Omega-3 fatty acids (FAs) are essential for fish health and growth, especially during early development, making them critical indicators of egg spawn quality. The current gold standard for measuring FAs is gas chromatography-mass spectrometry (GC-MS), which offers high sensitivity but requires complex sample preparation, skilled analysts, and slow turnaround times. In contrast, Raman spectroscopy allows for the acquisition of a chemical fingerprint directly from an egg sample within seconds. While Raman technology has been used in quality control for fish fillets, its application in fish eggs remains unexplored.

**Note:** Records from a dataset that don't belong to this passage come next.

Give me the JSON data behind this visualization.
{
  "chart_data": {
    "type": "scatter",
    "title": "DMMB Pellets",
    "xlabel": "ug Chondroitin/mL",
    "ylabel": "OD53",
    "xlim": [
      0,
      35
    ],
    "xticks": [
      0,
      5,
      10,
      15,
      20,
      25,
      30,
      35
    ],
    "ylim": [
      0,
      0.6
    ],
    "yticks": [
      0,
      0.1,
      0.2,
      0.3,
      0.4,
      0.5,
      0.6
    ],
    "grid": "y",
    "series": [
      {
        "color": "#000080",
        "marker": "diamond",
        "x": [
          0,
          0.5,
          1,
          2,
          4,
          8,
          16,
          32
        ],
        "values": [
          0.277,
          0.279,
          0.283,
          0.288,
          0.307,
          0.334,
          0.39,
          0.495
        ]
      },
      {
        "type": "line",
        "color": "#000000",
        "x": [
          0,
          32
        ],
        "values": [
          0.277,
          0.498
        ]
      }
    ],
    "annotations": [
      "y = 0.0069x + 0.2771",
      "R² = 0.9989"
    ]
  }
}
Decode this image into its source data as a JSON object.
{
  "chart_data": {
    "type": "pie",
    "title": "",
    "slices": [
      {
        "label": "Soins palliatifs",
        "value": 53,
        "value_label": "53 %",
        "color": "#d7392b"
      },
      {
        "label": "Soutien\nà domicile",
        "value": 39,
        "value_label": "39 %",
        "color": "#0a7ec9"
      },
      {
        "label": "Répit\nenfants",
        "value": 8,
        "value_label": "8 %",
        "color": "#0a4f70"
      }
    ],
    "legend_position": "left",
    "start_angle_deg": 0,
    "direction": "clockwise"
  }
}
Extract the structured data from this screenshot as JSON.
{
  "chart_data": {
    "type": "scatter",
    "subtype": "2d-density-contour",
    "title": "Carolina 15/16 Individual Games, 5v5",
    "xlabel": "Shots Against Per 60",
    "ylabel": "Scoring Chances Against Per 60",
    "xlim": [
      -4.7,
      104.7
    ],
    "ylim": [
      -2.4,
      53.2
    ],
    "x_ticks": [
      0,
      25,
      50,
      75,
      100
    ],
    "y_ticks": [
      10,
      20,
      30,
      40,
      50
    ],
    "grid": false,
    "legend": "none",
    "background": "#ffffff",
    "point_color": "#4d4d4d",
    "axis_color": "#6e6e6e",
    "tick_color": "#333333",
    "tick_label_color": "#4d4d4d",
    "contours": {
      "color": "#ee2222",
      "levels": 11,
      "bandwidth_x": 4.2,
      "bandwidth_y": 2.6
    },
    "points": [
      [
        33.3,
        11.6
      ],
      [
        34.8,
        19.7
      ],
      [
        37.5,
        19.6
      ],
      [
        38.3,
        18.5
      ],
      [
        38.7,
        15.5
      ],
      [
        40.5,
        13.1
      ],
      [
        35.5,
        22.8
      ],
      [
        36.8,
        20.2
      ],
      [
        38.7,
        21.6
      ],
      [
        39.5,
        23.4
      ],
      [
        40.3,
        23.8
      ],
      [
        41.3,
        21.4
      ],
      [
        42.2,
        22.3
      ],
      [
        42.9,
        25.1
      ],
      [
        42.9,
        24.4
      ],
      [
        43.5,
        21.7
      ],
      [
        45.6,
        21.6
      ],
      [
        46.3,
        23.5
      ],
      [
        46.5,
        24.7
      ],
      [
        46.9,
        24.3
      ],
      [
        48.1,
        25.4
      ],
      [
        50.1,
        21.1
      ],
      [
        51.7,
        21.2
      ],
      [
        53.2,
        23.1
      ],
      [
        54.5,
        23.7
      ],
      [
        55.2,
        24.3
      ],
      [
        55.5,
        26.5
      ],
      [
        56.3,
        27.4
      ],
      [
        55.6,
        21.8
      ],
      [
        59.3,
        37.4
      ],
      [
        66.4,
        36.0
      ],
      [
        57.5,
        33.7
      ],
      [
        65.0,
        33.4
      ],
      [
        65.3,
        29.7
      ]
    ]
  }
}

In this study, we applied Raman spectroscopy, coupled with machine learning algorithms that leverage existing GC-MS data, to develop a rapid, in-situ method for obtaining FA data in fish eggs. California Yellowtail (Seriola dorsalis) eggs were used in this study with samples comprised of floating, neutral, and sinking eggs across twenty spawns and three spawning seasons. These samples were homogenized and analyzed for FAs via GC-MS and their corresponding Raman spectra were collected. Our preliminary model successfully predicted DHA concentration with an R2 of 0.896 and a mean square error (MSE) of 4.31%, demonstrating the ability to reliably predict egg FAs (Figure 1).
Importantly, this model can be shared to build larger databases, further enhancing predictive accuracy and reducing the need for in-house GC-MS analysis in aquaculture. This novel application introduces a cost-effective, time-efficient tool for egg quality assessment and can provide producers with immediate insights into spawn viability and quality—an application that was previously unattainable. Additionally, our research can potentially be expanded to include different fish species and enable rapid detection of other nutrients of interest such as vitamins, amino acids, and lipid classes.